In particolare, questa mattina dovranno recarsi nelle scuole assegnate per la “presa di servizio” le seguenti categorie di docenti:
- neo immessi in ruolo;
- che hanno ottenuto un incarico finalizzato al ruolo da GPS sostegno prima fascia e relativo elenco aggiuntivo;
- che hanno ottenuto un incarico finalizzato al ruolo dalle GM del concorso straordinario bis;
- che hanno ottenuto trasferimento o passaggio di ruolo/cattedra;
- che hanno ottenuto l’assegnazione provvisoria o l’utilizzazione;
- che rientrano nella scuola di titolarità dopo che nel 2022/23 sono stati in assegnazione provvisoria o utilizzazione;
- che rientrano dal collocamento fuori ruolo;
- che lo scorso anno (2022/23) hanno ottenuto una supplenza ai sensi dell’art. 36 del CCNL 2007 e rientrano nella scuola di titolarità;
- che rientrano da aspettative e congedi straordinari (come, ad esempio, chi rientra dall’aspettativa per motivi familiari/personali o per svolgere un altro lavoro ovvero chi rientra dal congedo per dottorato di ricerca); quindi si tratta di personale che non ha svolto servizio nell’a.s. 2022/23;
- che sono stati assunti nel 2022/23 a tempo determinato e che dal 2023/24 sono di ruolo (ossia i docenti assunti da concorso straordinario bis e GPS sostegno prima fascia 2022/23);
- con incarico di supplenza al 30/06 e al 31/08(se la nomina arriva successivamente al 1° settembre, gli interessati si recano o comunque contattano immediatamente la scuola assegnata).

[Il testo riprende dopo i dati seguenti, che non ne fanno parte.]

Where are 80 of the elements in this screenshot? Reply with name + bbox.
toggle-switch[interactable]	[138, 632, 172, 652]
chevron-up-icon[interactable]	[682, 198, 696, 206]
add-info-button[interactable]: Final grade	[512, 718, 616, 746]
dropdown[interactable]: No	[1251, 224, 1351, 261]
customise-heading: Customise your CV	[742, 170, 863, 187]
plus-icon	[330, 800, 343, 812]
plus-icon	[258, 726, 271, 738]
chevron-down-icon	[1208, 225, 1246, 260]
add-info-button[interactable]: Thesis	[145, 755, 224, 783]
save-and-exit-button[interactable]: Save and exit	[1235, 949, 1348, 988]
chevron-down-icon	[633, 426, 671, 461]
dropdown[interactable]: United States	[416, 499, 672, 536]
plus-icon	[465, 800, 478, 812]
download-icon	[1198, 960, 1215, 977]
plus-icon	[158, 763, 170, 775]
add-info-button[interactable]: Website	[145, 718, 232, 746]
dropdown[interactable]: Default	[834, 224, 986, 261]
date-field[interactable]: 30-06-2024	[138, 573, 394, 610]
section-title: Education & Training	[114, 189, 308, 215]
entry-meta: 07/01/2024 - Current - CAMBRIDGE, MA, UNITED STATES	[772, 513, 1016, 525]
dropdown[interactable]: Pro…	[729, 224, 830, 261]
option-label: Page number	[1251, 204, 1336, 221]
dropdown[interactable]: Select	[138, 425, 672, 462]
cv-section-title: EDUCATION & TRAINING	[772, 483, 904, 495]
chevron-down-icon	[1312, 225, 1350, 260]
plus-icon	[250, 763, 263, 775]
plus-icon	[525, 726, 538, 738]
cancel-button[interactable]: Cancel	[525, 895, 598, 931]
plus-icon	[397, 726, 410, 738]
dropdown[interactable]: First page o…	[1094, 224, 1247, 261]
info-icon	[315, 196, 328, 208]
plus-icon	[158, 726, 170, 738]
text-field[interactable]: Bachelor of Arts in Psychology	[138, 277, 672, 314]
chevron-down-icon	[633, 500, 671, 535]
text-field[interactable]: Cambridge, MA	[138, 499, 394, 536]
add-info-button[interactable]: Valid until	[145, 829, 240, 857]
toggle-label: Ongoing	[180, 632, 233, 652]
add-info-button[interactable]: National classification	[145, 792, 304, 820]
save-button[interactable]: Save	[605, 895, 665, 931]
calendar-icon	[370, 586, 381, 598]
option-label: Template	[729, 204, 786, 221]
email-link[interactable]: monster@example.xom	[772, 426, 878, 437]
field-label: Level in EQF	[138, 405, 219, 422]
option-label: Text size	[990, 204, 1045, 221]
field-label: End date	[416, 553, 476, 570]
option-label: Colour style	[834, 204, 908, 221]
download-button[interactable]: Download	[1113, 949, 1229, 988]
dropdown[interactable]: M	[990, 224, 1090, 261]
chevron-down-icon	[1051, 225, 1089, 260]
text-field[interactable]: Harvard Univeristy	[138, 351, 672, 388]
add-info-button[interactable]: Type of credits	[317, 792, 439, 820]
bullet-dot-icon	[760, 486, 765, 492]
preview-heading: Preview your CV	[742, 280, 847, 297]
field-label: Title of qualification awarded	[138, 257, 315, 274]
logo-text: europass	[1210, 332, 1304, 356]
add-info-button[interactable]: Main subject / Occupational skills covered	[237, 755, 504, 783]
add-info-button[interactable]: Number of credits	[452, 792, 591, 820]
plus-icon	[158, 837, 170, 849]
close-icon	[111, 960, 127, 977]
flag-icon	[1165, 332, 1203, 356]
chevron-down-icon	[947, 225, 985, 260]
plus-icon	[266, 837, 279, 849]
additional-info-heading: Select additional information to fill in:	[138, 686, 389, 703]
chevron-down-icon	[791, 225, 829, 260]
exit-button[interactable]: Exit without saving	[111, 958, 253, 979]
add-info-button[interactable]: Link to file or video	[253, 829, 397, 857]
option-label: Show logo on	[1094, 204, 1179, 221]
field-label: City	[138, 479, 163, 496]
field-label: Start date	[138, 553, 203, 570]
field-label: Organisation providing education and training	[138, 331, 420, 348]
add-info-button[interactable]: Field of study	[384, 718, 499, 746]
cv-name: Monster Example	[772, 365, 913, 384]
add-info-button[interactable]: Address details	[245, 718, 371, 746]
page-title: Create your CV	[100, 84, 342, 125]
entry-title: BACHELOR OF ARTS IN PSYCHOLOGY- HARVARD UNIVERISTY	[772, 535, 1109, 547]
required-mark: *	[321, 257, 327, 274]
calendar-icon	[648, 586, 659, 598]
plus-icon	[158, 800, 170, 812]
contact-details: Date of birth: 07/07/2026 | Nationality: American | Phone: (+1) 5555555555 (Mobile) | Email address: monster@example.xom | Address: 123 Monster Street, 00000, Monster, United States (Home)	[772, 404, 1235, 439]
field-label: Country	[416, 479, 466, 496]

Non devono, invece, recarsi a scuola il 1° settembre i docenti che:
- per il 2023/24 non hanno cambiato scuola di titolarità e nel 2022/23 hanno prestato servizio nella medesima (tali docenti non sono tenuti a prendere servizio, tuttavia devono recarsi a scuola per la predetta data, soltanto se vi siano incontri collegiali e/o attività debitamente deliberate);
- si trovino in maternità (per tali docenti il rapporto di lavoro si perfeziona con la sola accettazione della nomina, sia a tempo determinato che indeterminato).
La fase successiva sarà quella dell’indizione dei vari collegi docenti, occasione spesso per conoscere i nuovi dirigenti scolastici che nel frattempo si sono avvicendati nelle scuole.
A tutto il corpo docente, il cui compito è quello di proseguire ed integrare l’educazione dei nostri figli, arricchendo di conoscenza il loro spirito, va infine l’augurio della nostra redazione, per un anno scolastico proficuo e con risultati sempre soddisfacenti.